I was floored. The writing was sparse and bleak. Everybody – at least the protagonists – got killed or screwed over. There was an anger, an edge, to O’Connor’s voice that resonated with me. Throughout all of the Southern Gothic writers we covered, there was a pervasive sense of despair, nihilism and decay. It was like listening to punk, but in a book.

I was hooked.

The other thing that stood out to me as I read more of the genre – McCullers’ The Heart Is a Lonely Hunter, O’Connor’s complete short stories – was that the “great voices” of Southern Gothic were predominantly female. McCullers, O’Connor, Lee, Welty – Faulkner, Williams and Caldwell find themselves outnumbered. As a result, there are a lot of feminist (or at least proto-feminist) ideas in these works. The characters are the weird, the without, the misfits. They don’t fit into the tiny boxes created for them by Southern Society. In a body of literature that holds the mirror up to the Grotesque in American Life (racism, sexism, hypocrisy, false religion) it takes these outcasts to show us our own ills.

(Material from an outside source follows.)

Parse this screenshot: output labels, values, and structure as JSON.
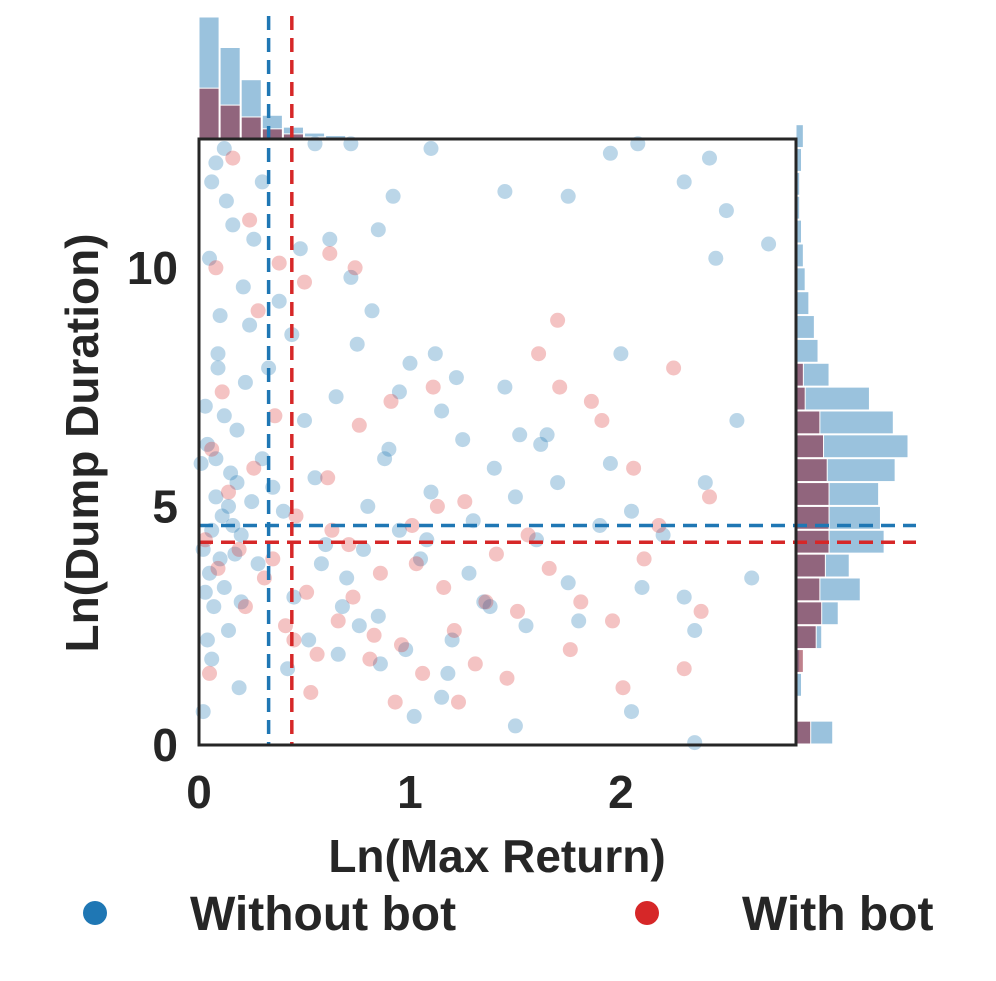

But the stories of these misfits are so tragic. The Heart is a Lonely Hunter’s Mick Kelly abandoning her dreams of studying music to work at a department store. Joy Hopewell, the educated and out-of-place weirdo of “Good Country People,” getting stranded in the barn by a seductive itinerant Bible salesman/acrotomophile. The giant Amelia getting jilted at the end of “The Ballad of the Sad Café.” Whereas Victorian lit has this trope of happy endings, where everyone gets married or adopted or god bless us everyone, Southern Gothic is rooted in realism. If Victorian lit is wearing rose-colored glasses, Southern Gothic dropped its lenses in shit.

But both high school me and grad school me appreciate Southern Gothic for more than its bleakness. The genre presents Southern life in a realistic light in a purposeful way. These stories were written to give voice to marginalized populations (women, uneducated crackers, Southern blacks) and to show the northern reader that this is real life. A challenge, in a way – you’ve read it, now what are you going to do about it?

And here is where that proto-feminism comes back again. Female southern writers came to the post-war literary world as severely marginalized individuals. Their experience, both as Southerners and as women, gave them an ability to write believably from the perspectives of marginalized peoples, and act almost as a national conscience. I think this is still true today: maybe not so of, say, the Shopaholic series or Twilight, but what can we learn about ourselves from queer and minority women? We can and should still look today to women writers to best speak for marginalized communities. Because, well, they are.